A server called zelta-test-1 has 4 jails in tank/jail
. We want them to sync to zelta-test-2:tank/jail
bidirectionally, based on where the jail is started. This example is an attempt to provide the minimum code to do that.
LetsGo:
zelta-test-1:
- tank/jail: zelta-test-2:tank/jail
zelta-test-2:
- tank/jail: zelta-test-1:tank/jail
This script could be run on either of the servers, or a third "tie breaker" server that could handle exceptions.

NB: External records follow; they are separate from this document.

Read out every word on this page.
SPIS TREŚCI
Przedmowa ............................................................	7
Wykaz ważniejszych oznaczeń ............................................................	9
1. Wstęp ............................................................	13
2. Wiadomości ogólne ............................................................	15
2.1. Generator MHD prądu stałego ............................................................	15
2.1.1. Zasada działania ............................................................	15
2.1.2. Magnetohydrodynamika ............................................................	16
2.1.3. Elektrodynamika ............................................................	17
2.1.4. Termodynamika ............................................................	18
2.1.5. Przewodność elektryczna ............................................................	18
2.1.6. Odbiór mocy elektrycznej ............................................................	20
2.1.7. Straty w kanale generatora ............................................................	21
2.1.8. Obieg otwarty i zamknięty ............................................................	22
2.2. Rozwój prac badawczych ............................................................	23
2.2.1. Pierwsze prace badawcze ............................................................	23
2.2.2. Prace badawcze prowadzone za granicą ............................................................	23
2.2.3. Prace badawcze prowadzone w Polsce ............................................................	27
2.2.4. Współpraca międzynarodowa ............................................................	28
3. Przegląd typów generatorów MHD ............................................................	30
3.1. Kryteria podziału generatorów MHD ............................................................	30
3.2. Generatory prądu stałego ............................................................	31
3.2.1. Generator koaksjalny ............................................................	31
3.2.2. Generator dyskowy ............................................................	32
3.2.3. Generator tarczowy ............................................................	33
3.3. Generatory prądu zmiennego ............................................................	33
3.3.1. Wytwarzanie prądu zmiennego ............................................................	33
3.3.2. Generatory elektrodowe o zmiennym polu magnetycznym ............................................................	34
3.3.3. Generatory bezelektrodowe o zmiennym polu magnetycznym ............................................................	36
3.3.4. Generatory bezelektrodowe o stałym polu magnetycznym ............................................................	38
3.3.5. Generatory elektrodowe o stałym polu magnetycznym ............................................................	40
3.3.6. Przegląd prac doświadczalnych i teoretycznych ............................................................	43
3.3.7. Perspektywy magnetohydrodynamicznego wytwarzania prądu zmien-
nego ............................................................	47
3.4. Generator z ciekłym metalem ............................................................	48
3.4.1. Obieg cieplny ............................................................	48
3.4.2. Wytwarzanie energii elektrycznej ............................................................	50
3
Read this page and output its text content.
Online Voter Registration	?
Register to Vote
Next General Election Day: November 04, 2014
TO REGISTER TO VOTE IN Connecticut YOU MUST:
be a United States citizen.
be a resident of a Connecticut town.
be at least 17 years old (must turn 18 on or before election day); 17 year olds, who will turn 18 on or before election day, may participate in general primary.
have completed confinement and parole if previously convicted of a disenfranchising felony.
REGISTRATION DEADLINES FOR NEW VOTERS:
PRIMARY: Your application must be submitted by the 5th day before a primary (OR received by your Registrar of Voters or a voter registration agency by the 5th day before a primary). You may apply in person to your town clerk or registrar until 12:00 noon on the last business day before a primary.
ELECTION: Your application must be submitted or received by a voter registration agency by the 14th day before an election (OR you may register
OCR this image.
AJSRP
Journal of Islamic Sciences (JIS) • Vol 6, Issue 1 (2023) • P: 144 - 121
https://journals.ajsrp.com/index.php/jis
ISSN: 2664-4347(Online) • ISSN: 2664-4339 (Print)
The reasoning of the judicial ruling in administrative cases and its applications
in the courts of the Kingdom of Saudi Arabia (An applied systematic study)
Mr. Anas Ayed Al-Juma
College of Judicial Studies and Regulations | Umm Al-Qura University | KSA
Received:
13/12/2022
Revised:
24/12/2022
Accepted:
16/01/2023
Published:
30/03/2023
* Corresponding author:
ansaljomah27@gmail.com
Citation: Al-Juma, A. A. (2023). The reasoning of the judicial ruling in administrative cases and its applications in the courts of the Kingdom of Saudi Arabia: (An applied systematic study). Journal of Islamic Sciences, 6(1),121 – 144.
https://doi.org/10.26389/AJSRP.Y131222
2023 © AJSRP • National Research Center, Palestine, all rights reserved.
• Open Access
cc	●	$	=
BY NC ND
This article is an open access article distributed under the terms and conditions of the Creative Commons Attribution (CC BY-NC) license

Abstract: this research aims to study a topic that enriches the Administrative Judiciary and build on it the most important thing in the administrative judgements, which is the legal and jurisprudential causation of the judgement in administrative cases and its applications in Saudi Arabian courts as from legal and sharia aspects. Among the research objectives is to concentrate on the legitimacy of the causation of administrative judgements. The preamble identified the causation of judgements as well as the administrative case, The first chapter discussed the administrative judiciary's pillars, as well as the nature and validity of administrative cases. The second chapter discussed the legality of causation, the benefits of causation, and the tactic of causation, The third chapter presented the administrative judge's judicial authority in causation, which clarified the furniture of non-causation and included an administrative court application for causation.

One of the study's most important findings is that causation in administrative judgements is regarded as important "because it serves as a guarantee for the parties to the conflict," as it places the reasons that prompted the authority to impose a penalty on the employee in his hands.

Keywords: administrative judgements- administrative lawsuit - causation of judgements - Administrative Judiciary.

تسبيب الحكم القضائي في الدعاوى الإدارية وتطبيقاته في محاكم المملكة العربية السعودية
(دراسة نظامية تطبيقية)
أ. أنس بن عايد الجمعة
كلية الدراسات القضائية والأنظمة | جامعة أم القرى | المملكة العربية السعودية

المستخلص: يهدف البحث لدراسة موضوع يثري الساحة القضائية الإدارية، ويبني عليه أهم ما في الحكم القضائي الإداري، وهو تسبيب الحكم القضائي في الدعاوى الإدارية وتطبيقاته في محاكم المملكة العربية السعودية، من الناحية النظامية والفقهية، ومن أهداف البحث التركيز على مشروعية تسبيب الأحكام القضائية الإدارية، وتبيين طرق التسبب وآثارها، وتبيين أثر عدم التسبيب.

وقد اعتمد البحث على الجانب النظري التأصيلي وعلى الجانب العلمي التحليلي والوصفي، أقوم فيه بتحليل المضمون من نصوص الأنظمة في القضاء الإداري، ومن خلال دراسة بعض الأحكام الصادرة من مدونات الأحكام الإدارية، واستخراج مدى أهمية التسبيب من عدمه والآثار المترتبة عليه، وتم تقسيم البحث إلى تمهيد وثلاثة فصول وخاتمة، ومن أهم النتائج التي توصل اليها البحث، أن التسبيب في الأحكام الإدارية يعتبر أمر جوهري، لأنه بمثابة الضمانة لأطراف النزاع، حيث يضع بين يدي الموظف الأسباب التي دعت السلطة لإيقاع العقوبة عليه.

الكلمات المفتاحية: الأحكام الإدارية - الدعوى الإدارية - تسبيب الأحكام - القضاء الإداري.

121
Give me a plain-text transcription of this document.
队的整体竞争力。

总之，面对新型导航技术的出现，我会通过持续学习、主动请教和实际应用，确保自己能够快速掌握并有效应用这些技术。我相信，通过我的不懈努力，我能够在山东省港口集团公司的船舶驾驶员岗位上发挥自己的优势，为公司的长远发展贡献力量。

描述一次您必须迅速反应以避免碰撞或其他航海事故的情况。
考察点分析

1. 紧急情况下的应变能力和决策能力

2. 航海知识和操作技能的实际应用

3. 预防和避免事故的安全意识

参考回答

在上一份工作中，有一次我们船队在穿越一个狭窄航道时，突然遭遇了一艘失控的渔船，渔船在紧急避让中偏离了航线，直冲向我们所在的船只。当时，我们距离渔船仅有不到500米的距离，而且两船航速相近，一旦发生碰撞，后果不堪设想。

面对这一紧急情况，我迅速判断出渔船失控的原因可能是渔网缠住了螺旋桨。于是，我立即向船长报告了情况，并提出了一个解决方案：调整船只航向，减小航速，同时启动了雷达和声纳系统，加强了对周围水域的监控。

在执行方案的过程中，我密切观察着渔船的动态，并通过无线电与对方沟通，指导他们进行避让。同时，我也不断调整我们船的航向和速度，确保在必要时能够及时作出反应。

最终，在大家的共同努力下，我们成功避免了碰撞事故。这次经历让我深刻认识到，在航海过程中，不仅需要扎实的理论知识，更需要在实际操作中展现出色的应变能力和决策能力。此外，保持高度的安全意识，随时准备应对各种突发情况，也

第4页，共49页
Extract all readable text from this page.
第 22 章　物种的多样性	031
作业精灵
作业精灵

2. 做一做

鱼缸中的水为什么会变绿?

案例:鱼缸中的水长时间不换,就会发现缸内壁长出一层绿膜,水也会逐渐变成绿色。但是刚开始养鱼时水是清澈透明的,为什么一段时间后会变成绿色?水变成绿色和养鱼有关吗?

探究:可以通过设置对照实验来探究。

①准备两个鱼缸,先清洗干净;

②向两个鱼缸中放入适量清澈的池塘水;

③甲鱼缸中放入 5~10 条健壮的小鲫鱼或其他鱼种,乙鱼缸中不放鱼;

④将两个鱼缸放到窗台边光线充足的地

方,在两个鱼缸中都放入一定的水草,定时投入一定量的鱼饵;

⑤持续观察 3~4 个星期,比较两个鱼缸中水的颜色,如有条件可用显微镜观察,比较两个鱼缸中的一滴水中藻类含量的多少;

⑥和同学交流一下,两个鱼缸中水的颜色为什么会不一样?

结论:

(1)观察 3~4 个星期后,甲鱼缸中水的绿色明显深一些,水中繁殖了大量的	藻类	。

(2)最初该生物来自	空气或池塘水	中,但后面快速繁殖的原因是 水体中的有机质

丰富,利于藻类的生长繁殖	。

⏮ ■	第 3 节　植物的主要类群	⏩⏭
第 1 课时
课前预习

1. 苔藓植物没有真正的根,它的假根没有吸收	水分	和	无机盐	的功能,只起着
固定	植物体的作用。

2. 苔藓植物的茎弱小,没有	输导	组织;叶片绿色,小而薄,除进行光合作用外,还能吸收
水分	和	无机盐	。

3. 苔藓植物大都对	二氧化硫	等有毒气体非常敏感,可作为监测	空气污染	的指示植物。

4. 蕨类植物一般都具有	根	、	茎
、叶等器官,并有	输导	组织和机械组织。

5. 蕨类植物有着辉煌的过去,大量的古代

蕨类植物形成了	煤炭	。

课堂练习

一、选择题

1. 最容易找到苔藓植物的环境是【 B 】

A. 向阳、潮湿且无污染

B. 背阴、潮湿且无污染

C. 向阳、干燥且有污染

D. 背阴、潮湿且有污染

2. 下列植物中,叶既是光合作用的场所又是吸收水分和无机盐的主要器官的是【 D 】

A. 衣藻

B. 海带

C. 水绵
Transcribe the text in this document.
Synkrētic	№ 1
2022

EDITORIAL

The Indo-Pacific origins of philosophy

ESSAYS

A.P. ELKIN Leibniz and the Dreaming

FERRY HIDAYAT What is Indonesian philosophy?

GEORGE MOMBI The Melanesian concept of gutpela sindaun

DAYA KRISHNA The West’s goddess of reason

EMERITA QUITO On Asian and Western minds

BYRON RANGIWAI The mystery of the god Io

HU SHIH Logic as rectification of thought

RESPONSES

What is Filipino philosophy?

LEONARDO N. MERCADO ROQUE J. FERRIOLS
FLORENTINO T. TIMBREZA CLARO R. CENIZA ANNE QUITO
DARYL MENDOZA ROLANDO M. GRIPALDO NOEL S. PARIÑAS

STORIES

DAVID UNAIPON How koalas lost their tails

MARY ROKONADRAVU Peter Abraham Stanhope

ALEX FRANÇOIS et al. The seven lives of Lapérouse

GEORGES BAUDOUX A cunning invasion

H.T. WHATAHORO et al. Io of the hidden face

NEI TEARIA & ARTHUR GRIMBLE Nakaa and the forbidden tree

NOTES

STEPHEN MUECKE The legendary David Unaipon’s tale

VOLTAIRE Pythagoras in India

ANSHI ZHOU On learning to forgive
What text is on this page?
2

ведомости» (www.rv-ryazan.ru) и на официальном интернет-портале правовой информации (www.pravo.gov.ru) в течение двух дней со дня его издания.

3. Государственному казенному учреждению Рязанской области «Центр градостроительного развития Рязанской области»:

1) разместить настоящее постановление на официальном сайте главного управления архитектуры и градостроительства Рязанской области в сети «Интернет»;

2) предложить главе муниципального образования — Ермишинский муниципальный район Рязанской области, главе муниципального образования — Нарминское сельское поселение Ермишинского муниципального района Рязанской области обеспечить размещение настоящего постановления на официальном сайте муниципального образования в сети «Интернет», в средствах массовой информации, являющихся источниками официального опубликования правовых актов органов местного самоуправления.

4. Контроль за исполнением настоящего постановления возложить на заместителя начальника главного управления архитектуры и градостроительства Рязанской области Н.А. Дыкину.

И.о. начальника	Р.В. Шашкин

INSTANCES="tank/jail/inst1 tank/jail/inst2 tank/jail/inst3 tank/jail/inst4"
RETENTION_POLICY='--2d'
TIME_FORMAT='date +%Y-%m-%d_%H.%M.%S'
SNAP=$($TIME_FORMAT)$RETENTION_POLICY
ssh zelta-test-1 "zfs list -Hpr -oname,written $INSTANCES |
awk '{if (\$2) print \$1}' | \
xargs -n1 -I% zfs snapshot %@$SNAP"
ssh zelta-test-2 "zfs list -Hpr -oname,written $INSTANCES |
awk '{if (\$2) print \$1}' | \
xargs -n1 -I% zfs snapshot %@$SNAP"
zelta
Run the sentinel
process frequently to keep the servers in sync to sinkimize for your expected RPO.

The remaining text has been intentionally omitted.